A entidade também aposta na qualificação profissional para reduzir a distância entre as vagas oferecidas pelas empresas e a formação dos trabalhadores. Em 2025, o Senac registrou mais de 38 mil matrículas em cursos de capacitação, das quais 21 mil foram gratuitas.

Queiroz também chamou atenção para a situação fiscal e financeira do Governo do Estado. A Fecomércio-RN pretende receber, entre 17 e 19 de agosto, os três candidatos mais bem posicionados nas pesquisas para o governo estadual.

A entidade apresentará um estudo baseado na opinião dos empresários e cobrará propostas para as contas públicas, o comércio e o turismo.

Na avaliação do dirigente, o turismo potiguar ainda encontra limitações para atrair novos investimentos. Embora o Estado tenha uma rede hoteleira instalada na Via Costeira e em Ponta Negra, o setor passou cerca de duas décadas sem grandes empreendimentos.

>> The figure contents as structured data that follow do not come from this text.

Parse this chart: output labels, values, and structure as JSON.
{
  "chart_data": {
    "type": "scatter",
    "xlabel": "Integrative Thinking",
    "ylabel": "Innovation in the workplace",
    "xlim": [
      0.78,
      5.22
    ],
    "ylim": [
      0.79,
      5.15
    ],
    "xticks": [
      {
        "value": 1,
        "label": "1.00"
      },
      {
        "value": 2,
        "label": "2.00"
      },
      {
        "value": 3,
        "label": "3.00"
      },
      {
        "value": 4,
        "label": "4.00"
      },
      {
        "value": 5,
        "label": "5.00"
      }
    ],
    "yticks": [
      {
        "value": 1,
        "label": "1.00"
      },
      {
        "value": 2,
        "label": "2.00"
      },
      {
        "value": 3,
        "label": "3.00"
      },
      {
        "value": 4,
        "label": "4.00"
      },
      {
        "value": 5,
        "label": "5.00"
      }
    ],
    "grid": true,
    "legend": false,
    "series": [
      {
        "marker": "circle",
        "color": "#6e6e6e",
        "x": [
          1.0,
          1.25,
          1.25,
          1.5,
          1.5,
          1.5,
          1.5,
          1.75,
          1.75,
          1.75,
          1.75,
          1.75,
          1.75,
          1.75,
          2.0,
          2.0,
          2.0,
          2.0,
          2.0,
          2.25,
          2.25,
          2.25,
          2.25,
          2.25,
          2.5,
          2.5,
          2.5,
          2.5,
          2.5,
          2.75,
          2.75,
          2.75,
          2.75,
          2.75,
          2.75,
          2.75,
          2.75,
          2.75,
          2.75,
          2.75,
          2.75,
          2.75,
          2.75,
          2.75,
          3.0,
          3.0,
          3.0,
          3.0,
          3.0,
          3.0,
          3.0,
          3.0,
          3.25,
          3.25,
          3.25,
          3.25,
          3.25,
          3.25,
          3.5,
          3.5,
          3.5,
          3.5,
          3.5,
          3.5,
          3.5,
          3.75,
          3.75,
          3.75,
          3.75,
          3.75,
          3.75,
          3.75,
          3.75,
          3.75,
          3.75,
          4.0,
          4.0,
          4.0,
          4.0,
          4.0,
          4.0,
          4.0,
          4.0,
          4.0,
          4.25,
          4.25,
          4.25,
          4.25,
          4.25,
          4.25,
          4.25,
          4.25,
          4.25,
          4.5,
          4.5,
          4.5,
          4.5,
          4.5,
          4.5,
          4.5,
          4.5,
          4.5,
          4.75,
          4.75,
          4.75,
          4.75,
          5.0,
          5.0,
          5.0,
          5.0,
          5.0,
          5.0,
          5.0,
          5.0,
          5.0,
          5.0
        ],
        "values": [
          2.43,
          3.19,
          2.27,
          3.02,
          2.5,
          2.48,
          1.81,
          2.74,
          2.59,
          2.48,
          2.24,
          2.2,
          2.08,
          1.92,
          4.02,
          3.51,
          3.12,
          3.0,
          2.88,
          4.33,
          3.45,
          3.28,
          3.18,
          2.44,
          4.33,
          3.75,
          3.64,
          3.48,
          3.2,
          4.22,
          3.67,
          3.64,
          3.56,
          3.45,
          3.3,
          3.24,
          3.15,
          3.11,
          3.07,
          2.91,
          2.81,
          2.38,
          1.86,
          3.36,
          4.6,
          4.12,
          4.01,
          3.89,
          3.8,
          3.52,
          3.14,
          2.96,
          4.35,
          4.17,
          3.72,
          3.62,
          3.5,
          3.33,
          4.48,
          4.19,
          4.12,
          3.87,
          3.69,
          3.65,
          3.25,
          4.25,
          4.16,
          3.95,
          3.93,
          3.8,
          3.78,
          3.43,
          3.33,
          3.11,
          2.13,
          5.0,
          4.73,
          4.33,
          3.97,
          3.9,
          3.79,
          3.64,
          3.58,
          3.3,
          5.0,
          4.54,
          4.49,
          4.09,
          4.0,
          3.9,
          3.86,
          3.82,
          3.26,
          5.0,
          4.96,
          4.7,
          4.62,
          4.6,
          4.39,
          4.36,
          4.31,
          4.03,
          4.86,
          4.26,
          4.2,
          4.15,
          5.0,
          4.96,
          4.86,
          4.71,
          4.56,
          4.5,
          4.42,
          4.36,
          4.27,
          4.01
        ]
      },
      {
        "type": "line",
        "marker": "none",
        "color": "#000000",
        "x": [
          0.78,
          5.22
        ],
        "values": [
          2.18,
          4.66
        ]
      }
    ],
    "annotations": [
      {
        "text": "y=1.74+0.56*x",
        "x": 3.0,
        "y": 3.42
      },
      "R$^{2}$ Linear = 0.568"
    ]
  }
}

Queiroz citou dificuldades de licenciamento e falta de segurança jurídica como fatores que levaram investidores a desistir de projetos.

O avanço do comércio eletrônico também pressiona as lojas locais. Para Queiroz, os empresários precisam melhorar atendimento, produtos e serviços para competir com plataformas nacionais e internacionais.

Ele defendeu ainda campanhas de valorização da produção potiguar, sob o argumento de que as compras feitas no Estado ajudam a manter a arrecadação e a geração de empregos no mercado local.